A Native American man in New Mexico said a park ranger shot him with a stun gun after the man walked off a hiking trail.
Video captured the moment when Darrel House, 30, cried out after being struck by a stun gun at Petroglyph National Monument in Albuquerque on Sunday.
House, who is Oneida and Navajo, said he was out walking with his sister and his dog when he was stopped by a park ranger, who told him to get back onto the trail that he had veered off.
Though a video recorded by House doesn’t show the events leading up to the violent confrontation, the ranger can be heard asking House, a former Marine, for his identification. After refusing to show his ID, House gives the ranger a fake name.
“I didn’t see a reason to give my identification,” House told NBC News on Tuesday after the footage went viral. “I don’t need to tell people why I’m coming there to pray and give things in honor to the land. I don’t need permission or consent.
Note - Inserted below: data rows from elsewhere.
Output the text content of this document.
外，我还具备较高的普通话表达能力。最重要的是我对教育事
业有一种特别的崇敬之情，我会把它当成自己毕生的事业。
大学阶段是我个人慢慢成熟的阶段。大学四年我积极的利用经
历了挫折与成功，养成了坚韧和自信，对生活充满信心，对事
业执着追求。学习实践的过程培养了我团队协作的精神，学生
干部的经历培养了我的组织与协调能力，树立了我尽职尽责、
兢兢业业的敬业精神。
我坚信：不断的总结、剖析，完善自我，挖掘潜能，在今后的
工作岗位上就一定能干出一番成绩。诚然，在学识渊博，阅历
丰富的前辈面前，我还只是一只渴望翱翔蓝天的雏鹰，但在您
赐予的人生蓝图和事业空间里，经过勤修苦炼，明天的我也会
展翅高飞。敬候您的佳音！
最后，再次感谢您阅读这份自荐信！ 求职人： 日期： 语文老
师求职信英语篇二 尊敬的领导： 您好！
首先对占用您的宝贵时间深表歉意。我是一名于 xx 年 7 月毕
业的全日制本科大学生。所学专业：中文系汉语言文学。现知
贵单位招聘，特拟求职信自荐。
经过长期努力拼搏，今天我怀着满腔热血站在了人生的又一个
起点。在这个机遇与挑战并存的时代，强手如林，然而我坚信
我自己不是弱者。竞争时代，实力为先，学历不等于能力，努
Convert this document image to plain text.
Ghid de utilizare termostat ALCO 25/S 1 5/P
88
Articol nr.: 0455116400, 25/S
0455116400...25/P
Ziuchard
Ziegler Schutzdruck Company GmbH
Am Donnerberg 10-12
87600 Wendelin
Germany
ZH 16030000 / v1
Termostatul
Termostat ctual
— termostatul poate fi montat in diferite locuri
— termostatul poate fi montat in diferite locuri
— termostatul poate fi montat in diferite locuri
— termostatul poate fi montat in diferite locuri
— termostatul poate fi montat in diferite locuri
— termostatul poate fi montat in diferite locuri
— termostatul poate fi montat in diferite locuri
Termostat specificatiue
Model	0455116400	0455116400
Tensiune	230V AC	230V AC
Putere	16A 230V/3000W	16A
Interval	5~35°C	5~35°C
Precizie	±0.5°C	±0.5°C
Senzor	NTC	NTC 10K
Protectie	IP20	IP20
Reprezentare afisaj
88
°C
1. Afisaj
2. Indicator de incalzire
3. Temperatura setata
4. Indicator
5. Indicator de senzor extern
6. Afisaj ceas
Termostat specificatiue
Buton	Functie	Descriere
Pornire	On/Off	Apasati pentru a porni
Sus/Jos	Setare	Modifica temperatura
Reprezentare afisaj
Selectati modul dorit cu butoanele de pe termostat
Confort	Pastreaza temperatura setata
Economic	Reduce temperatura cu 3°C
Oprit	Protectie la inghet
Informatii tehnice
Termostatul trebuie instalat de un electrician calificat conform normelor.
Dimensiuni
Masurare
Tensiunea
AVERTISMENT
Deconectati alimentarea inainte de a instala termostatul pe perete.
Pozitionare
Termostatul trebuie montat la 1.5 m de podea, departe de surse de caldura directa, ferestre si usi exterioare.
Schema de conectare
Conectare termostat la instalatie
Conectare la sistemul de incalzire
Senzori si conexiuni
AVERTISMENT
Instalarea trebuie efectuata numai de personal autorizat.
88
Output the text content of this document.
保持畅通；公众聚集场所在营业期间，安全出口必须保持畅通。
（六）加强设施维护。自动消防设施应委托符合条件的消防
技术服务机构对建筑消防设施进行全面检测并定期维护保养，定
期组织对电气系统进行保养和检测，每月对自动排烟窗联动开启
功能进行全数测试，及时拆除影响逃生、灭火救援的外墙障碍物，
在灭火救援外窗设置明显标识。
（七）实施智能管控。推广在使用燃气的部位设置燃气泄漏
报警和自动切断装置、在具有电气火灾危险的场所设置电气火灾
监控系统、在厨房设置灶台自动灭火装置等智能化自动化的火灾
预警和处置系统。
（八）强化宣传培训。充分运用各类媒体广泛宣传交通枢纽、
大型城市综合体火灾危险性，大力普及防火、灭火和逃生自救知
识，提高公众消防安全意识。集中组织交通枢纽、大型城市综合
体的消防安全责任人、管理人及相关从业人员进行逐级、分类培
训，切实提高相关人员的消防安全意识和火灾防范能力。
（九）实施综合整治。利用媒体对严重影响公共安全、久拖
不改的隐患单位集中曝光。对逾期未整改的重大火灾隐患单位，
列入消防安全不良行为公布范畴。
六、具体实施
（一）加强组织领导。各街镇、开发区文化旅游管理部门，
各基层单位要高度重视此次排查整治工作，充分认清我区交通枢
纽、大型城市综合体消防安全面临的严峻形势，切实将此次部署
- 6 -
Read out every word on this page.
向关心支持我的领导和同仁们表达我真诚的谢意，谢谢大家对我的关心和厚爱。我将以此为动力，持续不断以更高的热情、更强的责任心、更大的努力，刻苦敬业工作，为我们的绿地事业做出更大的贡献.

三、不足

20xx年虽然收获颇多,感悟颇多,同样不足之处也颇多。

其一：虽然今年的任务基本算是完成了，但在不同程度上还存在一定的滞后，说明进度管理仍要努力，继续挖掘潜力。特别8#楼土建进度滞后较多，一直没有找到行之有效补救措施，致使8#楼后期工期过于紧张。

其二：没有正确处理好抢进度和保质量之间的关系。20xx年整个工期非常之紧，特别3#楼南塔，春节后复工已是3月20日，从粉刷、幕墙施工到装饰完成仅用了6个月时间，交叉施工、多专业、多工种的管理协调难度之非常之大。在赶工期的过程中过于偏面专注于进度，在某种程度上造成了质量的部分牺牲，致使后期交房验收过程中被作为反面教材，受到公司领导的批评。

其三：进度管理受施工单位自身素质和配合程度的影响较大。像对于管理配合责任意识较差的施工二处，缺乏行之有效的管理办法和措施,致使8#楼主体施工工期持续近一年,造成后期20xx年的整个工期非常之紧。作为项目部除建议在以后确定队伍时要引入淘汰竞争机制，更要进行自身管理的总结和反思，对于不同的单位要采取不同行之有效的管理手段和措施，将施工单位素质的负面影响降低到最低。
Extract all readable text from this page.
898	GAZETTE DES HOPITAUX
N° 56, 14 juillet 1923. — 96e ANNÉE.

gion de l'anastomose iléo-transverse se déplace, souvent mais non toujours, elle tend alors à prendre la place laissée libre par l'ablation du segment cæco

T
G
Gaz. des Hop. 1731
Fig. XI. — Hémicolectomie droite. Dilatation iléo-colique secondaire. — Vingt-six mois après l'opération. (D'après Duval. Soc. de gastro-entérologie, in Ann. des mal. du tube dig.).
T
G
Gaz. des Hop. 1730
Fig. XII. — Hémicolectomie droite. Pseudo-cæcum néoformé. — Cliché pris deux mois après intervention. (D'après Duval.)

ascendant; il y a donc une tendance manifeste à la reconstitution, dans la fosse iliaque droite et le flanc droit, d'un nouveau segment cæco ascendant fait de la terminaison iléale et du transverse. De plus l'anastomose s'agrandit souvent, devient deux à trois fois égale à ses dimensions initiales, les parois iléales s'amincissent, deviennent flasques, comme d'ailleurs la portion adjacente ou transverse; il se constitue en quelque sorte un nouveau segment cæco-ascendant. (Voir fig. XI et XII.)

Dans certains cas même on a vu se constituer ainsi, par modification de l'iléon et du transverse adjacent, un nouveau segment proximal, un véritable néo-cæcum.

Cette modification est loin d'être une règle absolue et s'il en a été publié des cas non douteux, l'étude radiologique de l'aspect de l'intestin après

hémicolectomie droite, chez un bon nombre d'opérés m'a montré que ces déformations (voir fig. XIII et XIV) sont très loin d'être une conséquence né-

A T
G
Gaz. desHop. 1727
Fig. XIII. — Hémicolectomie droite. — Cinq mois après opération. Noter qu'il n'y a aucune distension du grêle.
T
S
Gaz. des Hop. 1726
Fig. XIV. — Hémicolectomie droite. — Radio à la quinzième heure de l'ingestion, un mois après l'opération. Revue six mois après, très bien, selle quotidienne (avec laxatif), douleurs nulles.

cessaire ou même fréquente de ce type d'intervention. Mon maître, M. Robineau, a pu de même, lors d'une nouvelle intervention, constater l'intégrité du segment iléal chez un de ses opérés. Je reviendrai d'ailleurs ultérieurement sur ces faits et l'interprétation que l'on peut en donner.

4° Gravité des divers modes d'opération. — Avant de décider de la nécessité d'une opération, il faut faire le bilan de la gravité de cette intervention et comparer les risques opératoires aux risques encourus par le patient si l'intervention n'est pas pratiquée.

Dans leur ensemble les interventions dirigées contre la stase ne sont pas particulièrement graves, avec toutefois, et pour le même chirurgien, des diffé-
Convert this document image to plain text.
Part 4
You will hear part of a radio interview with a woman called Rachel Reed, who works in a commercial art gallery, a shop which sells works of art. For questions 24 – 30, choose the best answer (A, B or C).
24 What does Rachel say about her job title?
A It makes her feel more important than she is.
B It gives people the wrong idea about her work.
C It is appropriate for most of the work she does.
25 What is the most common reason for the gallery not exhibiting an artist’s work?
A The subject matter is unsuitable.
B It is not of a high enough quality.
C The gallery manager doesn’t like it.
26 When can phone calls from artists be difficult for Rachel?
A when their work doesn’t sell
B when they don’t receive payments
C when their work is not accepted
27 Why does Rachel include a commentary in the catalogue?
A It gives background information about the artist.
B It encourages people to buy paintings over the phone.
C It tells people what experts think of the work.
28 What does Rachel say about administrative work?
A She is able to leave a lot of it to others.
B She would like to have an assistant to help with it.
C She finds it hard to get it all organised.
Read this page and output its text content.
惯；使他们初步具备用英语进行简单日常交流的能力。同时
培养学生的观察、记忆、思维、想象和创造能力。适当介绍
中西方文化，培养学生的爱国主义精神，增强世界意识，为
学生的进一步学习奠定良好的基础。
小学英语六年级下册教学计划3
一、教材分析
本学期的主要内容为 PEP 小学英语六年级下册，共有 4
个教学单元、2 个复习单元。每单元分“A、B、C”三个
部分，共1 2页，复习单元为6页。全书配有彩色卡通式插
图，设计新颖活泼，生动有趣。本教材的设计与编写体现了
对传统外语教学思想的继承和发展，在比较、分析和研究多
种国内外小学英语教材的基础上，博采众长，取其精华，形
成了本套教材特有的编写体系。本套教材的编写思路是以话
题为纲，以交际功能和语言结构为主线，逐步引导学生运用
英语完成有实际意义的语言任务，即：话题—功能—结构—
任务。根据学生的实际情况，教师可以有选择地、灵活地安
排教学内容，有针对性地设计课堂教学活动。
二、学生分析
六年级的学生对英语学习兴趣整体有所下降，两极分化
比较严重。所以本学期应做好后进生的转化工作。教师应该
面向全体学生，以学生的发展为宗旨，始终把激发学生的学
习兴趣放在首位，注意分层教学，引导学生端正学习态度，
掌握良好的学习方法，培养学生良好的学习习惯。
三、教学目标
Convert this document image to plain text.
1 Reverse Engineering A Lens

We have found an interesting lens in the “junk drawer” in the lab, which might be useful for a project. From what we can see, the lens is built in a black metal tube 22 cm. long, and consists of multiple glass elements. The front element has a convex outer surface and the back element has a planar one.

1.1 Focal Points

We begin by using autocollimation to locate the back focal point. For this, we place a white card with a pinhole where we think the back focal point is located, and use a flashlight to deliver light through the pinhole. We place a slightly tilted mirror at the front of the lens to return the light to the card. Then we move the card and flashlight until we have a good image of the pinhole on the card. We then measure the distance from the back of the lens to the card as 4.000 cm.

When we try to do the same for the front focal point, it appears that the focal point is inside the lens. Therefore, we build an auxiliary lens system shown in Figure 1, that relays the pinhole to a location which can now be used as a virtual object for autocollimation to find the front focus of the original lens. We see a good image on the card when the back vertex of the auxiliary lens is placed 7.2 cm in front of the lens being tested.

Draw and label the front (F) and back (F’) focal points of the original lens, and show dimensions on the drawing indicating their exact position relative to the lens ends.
And I don’t think he liked that very much.”
In a separate video recorded by his sister, House is seen writhing on the ground after being struck by the ranger’s stun gun.
“I don’t have anything,” House says on the video. “I apologize for going off the trail.”
Vanessa Lacayo, a spokesperson for the National Park Service, told NBC News that the agency is investigating. “We take any allegation of wrongdoing very seriously, and appreciate the public’s patience as we gather the facts of this incident,” Lacayo said in an email.
House told NBC News that he was arrested and ticketed for three offenses: being off trail, interfering with agency function and resisting, and giving a false identity.